Message n°1 : le soutien de la politique monétaire restera fort et axé sur les risques à la baisse
Le président de l’institution monétaire américaine a affirmé hier que la fonction de réaction de la Fed dans ce contexte resterait asymétrique. C'est-à-dire qu'elle réagit davantage aux nouvelles économiques négatives et aux pandémies qu'aux nouvelles positives.

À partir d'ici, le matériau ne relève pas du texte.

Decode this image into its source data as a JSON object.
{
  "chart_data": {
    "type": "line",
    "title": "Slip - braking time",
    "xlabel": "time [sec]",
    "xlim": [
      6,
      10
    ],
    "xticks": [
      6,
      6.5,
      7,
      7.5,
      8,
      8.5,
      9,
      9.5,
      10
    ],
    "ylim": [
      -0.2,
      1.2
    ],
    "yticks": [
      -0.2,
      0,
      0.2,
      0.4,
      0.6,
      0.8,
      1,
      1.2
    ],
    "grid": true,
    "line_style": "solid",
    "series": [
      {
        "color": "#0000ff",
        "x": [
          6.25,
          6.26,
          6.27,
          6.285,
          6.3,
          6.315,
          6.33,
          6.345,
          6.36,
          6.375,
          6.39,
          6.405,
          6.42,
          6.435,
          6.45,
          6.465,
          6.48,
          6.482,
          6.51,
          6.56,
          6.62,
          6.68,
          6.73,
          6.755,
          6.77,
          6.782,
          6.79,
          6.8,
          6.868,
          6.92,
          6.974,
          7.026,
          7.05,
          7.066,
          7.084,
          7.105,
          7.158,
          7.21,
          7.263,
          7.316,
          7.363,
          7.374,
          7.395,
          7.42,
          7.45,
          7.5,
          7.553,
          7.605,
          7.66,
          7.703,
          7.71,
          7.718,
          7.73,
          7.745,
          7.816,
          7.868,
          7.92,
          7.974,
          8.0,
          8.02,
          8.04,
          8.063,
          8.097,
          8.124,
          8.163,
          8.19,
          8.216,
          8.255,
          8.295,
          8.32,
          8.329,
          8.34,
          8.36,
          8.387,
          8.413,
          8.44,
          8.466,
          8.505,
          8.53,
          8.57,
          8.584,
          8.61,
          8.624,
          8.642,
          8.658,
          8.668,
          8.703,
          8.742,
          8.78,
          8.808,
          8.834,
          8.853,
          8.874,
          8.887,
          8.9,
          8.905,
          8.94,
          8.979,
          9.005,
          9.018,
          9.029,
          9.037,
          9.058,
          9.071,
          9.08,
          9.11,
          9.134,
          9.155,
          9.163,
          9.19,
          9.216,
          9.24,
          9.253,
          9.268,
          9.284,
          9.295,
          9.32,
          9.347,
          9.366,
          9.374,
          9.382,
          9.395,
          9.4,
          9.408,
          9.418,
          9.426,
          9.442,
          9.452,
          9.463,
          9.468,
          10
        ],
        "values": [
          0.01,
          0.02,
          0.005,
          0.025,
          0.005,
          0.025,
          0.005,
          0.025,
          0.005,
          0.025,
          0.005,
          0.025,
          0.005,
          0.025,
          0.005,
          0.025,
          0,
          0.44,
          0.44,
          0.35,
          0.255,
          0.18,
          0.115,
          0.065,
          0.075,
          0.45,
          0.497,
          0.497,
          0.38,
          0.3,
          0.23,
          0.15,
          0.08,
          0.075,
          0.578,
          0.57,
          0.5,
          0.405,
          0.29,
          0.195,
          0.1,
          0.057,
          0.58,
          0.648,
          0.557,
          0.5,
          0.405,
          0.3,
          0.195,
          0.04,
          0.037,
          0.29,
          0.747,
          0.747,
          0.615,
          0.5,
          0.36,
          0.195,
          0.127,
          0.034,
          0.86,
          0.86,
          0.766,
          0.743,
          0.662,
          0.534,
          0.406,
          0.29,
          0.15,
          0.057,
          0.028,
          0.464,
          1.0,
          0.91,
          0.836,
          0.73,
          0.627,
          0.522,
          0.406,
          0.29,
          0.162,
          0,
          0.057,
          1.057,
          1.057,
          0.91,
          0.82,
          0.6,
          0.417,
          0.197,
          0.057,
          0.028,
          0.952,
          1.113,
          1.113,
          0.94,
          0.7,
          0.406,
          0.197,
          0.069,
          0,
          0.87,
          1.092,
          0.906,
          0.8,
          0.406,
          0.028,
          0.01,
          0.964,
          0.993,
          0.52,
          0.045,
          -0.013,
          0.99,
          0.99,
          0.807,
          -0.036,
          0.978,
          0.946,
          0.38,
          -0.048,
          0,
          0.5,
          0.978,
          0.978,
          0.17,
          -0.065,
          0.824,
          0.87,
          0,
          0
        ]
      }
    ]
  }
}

La raison en est simple : l'économie américaine compte encore 9 millions de chômeurs, ce qui est supérieur au chiffre enregistré pendant la crise financière mondiale de 2008. Jerome Powell a insisté sur le fait que le principal risque aujourd'hui n'est pas une hausse de l'inflation, mais un calibrage insuffisant des politiques économiques ou un échec dans la gestion de la pandémie.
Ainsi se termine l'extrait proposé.